I confess that throughout that whole sports session that day I tried to remain calm and cheerful, shouting out encouraging words not just to my two children but to the rest of the team of which they were part. But when my son and his classmates came up second in one of the races, it was hard to disguise my disappointment. And the funny, ironic, unfair aspect of it was...? That I was blaming another kid. Oh, yes, I was! Self-righteous, smug, little pushy father that I am (was, was, sorry, it happened only that day, I swear!). I zeroed in on this other young chap and began to watch him closely and as soon as the other games resumed I started to cheer on him rather than my son, to his parents' surprise - oh, yes, they were both there and that must have looked odd, to say the least.

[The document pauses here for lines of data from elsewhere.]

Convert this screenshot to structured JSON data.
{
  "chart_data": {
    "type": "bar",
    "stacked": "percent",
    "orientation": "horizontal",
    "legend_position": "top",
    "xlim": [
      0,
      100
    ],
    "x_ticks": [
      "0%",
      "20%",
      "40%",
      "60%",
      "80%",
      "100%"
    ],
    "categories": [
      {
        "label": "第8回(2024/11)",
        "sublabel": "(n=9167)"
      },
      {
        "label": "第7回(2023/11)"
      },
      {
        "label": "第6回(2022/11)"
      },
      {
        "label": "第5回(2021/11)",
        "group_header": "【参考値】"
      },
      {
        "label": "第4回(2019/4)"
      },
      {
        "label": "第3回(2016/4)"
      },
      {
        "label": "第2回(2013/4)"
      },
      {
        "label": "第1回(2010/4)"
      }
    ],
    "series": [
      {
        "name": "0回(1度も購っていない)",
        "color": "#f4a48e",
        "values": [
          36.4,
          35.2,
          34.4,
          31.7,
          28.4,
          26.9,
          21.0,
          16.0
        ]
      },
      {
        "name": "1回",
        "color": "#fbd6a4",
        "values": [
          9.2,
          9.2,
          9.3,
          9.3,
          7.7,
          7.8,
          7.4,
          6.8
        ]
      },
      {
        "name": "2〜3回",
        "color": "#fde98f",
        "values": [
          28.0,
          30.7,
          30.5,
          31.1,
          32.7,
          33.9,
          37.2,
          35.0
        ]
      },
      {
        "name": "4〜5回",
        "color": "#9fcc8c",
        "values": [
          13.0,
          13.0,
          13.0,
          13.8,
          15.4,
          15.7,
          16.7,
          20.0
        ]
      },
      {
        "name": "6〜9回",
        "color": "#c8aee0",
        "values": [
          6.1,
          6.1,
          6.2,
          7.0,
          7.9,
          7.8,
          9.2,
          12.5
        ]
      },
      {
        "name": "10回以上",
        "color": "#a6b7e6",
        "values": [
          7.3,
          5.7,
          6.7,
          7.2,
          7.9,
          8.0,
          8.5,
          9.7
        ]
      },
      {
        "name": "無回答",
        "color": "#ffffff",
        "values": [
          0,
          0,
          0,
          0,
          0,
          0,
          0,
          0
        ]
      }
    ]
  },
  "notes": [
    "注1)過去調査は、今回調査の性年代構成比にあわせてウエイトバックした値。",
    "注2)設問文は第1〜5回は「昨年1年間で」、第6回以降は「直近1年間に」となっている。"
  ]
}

That's why it's only now, as an adult, that I can understand how the experience of playing sports, competing in them and participating in an open school day where you have your next of kin watching you closely, can leave damaging scars for life sometimes. I've met people for whom the experience of playing for their school's football team was too awful to bear; the tackle came too late, they did not react quickly enough, the teacher's criticism was too harsh and the jibes from his or her teammates were cruel.
And yet, is this winning vs losing quagmire not a reflection of the life my children will have to face at some point? A basic lesson on the pros and cons of teamwork and individual effort? My pragmatic self would say that, yes, indeed that's reality, but, at the same time I hope someday they both learn the importance of tripping themselves up for the sake of somebody else.